SA rice imports to increase in 2019
Although maize products prices are expected to be relatively higher than last year due to an uptick in commodity prices, we do not expect a meaningful switch in consumption to other substitutes such as rice. South Africa’s 2019 rice imports, which will translate into consumption could amount to 1.1 million tonnes, up by 10% from 2018 (Figure 5). This is according to data from the International Grains Council (IGC). Worth noting is that South Africa does not have a conducive climate for rice production and therefore the country imports all of its rice consumption. The imported rice typically includes; paddy, brown, semi-milled, and broken rice.

 As set out in our previous notes, from a supply perspective, the global rice market is in good shape. The 2018/19 global rice production could reach a record 491 million tonnes, marginally up from the previous season, according to data from IGC. The key contributing countries to the expected increase are India, Vietnam, Thailand, United States, China, Bangladesh and the Philippines. These are some countries that supply to South Africa. The benefit of an uptick in global rice production is clear on prices which have softened in the recent months compared to the beginning of the year across all the aforementioned countries.
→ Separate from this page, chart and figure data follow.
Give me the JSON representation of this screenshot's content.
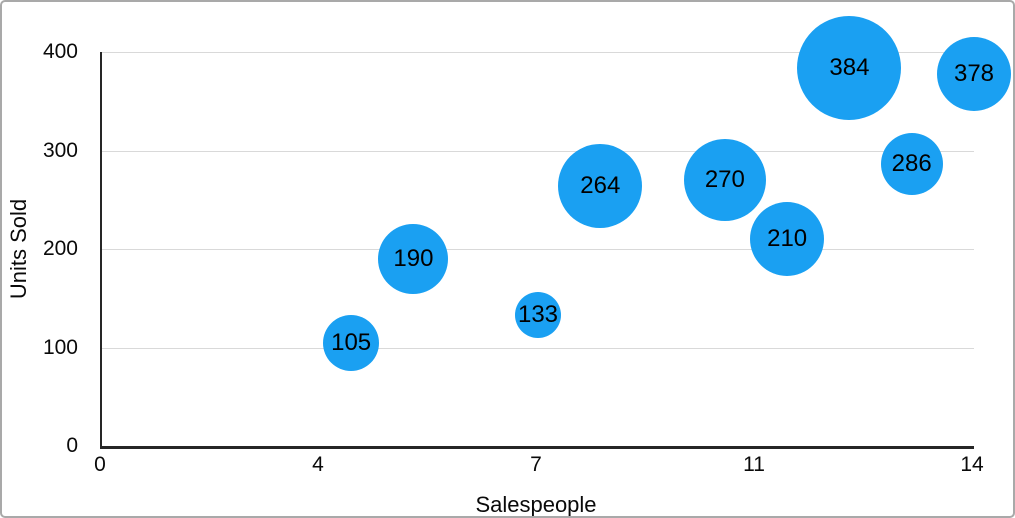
{
  "figure": {
    "background": "#ffffff",
    "border_color": "#a9a9a9"
  },
  "chart_data": {
    "type": "bubble",
    "title": "",
    "xlabel": "Salespeople",
    "ylabel": "Units Sold",
    "grid": true,
    "legend_position": "none",
    "x_axis": {
      "min": 0,
      "max": 14,
      "ticks": [
        {
          "value": 0,
          "label": "0"
        },
        {
          "value": 3.5,
          "label": "4"
        },
        {
          "value": 7,
          "label": "7"
        },
        {
          "value": 10.5,
          "label": "11"
        },
        {
          "value": 14,
          "label": "14"
        }
      ]
    },
    "y_axis": {
      "min": 0,
      "max": 400,
      "ticks": [
        {
          "value": 0,
          "label": "0"
        },
        {
          "value": 100,
          "label": "100"
        },
        {
          "value": 200,
          "label": "200"
        },
        {
          "value": 300,
          "label": "300"
        },
        {
          "value": 400,
          "label": "400"
        }
      ]
    },
    "colors": {
      "bubble_fill": "#1aa0f2",
      "bubble_label": "#000000",
      "gridline": "#d9d9d9",
      "axis": "#262626",
      "text": "#0a0a0a"
    },
    "series": [
      {
        "name": "Units Sold",
        "points": [
          {
            "x": 4,
            "y": 105,
            "label": "105",
            "radius_px": 28
          },
          {
            "x": 5,
            "y": 190,
            "label": "190",
            "radius_px": 35
          },
          {
            "x": 7,
            "y": 133,
            "label": "133",
            "radius_px": 23
          },
          {
            "x": 8,
            "y": 264,
            "label": "264",
            "radius_px": 42
          },
          {
            "x": 10,
            "y": 270,
            "label": "270",
            "radius_px": 41
          },
          {
            "x": 11,
            "y": 210,
            "label": "210",
            "radius_px": 37
          },
          {
            "x": 12,
            "y": 384,
            "label": "384",
            "radius_px": 52
          },
          {
            "x": 13,
            "y": 286,
            "label": "286",
            "radius_px": 31
          },
          {
            "x": 14,
            "y": 378,
            "label": "378",
            "radius_px": 37
          }
        ]
      }
    ]
  }
}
This is all beneficial to rice importing countries’ consumers, such as South Africa.

Our takeaway massages
The South African beef sector will be under pressure in 2019 due to rising feed costs, as well as potentially slowing exports on the back of a foot-and-mouth disease outbreak.

 From a consumer perspective, the beef industry challenges will, however, have positive short-to-medium term benefits as slowing exports would translate into an increase in domestic supply and, in turn, slow meat price inflation.


 Our initial maize production estimate of 12.2 million tonnes will not materialise, the crop will most likely be lower due to a potential decline in area planting, as well as prospects of lower yields in late-planted areas.
Soybean harvest will most likely be lower than the 2017/18 production season due to similar factors as maize, which is a decline in area plantings and expectations of poor yields in some areas.

Sunflower seed typically surprises by doing well in seasons that are characterised by prolonged dry spells, as farmers tend to shift from maize to sunflower seed plantings in late-rain seasons. Therefore, sunflower production projections remain uncertain, at least until planting data is received.

 The weather will continue to play a key role in the South African agricultural markets in the next three months. Thereafter, the focus will shift to winter crop producing areas. The near-term precipitation prospects are constructive .
 South Africa’s rice imports will increase in 2019 driven by an uptick in consumption.
The tough production conditions in the grains and oilseeds subsectors will most likely add upward pressure on consumer prices, but we do not expect a notable uptick in headline food price inflation, as lower meat prices will somewhat overshadow the potential upswings.